Author Contributions

Hao Dong contributed extensively to the implementation of this research. He was involved in the study’s design, data collection and analysis, experimental procedures, performed experiments, and interpreted the results. Additionally, he made significant contributions to the writing and revision of the paper. Xiaocong Liu contributed to data analysis, experimental procedures, result interpretation, and some contribution to the writing and revision of the manuscript. Jiqiang Duan participated in data analysis, experimental procedures, result interpretation, and made some contributions to the writing and revision of the paper. Jing Zhang participated in data analysis, experimental procedures, result interpretation, and some contribution to the writing and revision of the manuscript.

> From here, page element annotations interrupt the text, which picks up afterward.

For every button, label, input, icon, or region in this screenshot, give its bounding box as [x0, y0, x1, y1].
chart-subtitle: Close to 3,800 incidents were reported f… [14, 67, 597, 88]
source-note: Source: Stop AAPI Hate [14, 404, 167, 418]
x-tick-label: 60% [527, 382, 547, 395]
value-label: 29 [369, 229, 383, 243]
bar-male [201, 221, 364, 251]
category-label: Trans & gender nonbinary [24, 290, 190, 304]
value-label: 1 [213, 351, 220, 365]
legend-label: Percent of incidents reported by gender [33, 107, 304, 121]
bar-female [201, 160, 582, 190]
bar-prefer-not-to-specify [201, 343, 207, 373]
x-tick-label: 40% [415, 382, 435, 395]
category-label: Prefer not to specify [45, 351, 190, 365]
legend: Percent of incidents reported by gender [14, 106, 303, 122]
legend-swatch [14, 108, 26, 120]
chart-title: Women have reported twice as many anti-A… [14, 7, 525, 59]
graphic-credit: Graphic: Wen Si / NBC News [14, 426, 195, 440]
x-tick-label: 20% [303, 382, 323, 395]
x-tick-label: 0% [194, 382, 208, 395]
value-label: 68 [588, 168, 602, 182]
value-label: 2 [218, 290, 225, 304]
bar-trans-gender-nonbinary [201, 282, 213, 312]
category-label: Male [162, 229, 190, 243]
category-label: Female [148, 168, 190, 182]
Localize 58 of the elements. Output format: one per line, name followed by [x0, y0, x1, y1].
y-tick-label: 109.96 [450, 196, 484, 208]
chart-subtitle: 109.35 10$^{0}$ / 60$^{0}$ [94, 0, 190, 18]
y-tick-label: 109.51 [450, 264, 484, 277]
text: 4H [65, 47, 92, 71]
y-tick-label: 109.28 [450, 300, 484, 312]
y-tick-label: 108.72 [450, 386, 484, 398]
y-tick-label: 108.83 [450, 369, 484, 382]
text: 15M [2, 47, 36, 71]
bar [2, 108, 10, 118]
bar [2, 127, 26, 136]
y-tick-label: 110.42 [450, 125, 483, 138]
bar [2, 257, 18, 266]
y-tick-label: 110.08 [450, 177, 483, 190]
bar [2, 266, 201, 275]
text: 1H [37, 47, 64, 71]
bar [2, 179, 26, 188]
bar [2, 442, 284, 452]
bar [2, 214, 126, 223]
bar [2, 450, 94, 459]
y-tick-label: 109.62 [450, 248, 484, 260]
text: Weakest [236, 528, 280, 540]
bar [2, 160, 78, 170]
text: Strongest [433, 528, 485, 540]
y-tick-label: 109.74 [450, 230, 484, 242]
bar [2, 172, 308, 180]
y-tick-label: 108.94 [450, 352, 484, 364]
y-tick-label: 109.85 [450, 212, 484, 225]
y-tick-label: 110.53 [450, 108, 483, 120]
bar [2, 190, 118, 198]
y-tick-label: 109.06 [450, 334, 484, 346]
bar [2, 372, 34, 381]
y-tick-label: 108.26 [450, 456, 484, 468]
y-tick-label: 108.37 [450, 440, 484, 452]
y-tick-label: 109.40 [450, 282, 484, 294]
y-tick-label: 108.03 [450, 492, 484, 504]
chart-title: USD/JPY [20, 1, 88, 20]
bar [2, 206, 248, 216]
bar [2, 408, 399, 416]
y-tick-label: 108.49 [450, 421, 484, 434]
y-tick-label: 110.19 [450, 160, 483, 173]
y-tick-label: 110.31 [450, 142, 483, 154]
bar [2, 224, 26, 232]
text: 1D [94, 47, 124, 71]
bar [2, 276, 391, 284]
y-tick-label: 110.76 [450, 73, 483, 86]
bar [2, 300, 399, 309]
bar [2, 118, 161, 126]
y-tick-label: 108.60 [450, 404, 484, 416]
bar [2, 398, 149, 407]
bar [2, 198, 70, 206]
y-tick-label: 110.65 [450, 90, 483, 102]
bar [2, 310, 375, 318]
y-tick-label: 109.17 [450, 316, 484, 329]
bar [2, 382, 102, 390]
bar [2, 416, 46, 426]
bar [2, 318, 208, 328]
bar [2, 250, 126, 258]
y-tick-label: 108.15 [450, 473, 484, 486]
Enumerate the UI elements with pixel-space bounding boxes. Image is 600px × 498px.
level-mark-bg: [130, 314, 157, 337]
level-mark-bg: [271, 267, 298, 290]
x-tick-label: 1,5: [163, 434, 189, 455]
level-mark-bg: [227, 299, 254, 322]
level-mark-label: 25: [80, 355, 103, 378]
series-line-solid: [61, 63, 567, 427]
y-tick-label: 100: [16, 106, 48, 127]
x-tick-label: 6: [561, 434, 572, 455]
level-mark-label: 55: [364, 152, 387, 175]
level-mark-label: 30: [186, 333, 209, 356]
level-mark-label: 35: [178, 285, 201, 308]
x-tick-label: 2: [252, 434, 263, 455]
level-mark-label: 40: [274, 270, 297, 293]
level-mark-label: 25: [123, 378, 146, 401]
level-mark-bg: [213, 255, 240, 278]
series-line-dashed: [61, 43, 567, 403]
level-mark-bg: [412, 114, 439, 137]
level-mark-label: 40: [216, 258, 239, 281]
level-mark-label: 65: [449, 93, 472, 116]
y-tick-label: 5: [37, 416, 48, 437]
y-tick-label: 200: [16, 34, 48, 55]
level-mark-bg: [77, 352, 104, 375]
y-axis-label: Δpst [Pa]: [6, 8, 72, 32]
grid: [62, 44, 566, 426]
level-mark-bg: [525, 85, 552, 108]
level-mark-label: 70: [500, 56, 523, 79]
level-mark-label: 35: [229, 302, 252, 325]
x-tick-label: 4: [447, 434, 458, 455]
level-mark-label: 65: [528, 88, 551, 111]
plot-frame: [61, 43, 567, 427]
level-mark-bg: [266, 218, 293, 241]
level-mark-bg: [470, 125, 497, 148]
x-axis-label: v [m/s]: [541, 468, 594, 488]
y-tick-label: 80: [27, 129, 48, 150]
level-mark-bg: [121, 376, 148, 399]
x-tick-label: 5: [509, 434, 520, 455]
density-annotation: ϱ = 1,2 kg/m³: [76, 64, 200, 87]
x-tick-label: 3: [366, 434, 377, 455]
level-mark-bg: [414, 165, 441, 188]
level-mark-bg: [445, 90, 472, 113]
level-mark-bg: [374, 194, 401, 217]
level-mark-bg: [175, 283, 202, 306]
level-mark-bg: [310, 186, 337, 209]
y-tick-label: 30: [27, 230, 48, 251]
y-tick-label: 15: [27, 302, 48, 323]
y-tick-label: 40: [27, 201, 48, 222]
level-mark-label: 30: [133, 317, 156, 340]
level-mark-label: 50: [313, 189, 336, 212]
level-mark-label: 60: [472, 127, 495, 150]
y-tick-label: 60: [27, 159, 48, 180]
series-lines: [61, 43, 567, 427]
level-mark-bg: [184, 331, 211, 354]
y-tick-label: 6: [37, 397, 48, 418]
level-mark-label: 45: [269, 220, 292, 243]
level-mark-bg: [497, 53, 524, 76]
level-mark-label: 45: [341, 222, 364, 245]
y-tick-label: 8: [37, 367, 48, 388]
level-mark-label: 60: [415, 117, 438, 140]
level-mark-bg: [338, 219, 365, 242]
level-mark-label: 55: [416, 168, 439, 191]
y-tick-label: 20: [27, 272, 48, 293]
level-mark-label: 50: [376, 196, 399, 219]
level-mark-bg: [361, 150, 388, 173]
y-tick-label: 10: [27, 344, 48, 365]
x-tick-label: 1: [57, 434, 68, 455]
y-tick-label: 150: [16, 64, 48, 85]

Tiehui Shen played a vital role in the overall arrangement, revision, and final presentation of the paper.

Conflicts of Interest

The authors declare no conflicts of interest related to this study.

Ethical Statement

The study was approved by the Expert Committee on Medical Ethics of Zibo Central Hospital. The ethical approval number for our study is IEC-farm-030-2.0.

Funding

This research did not receive any specific grant from funding agencies in the public, commercial, or not-for-profit sectors.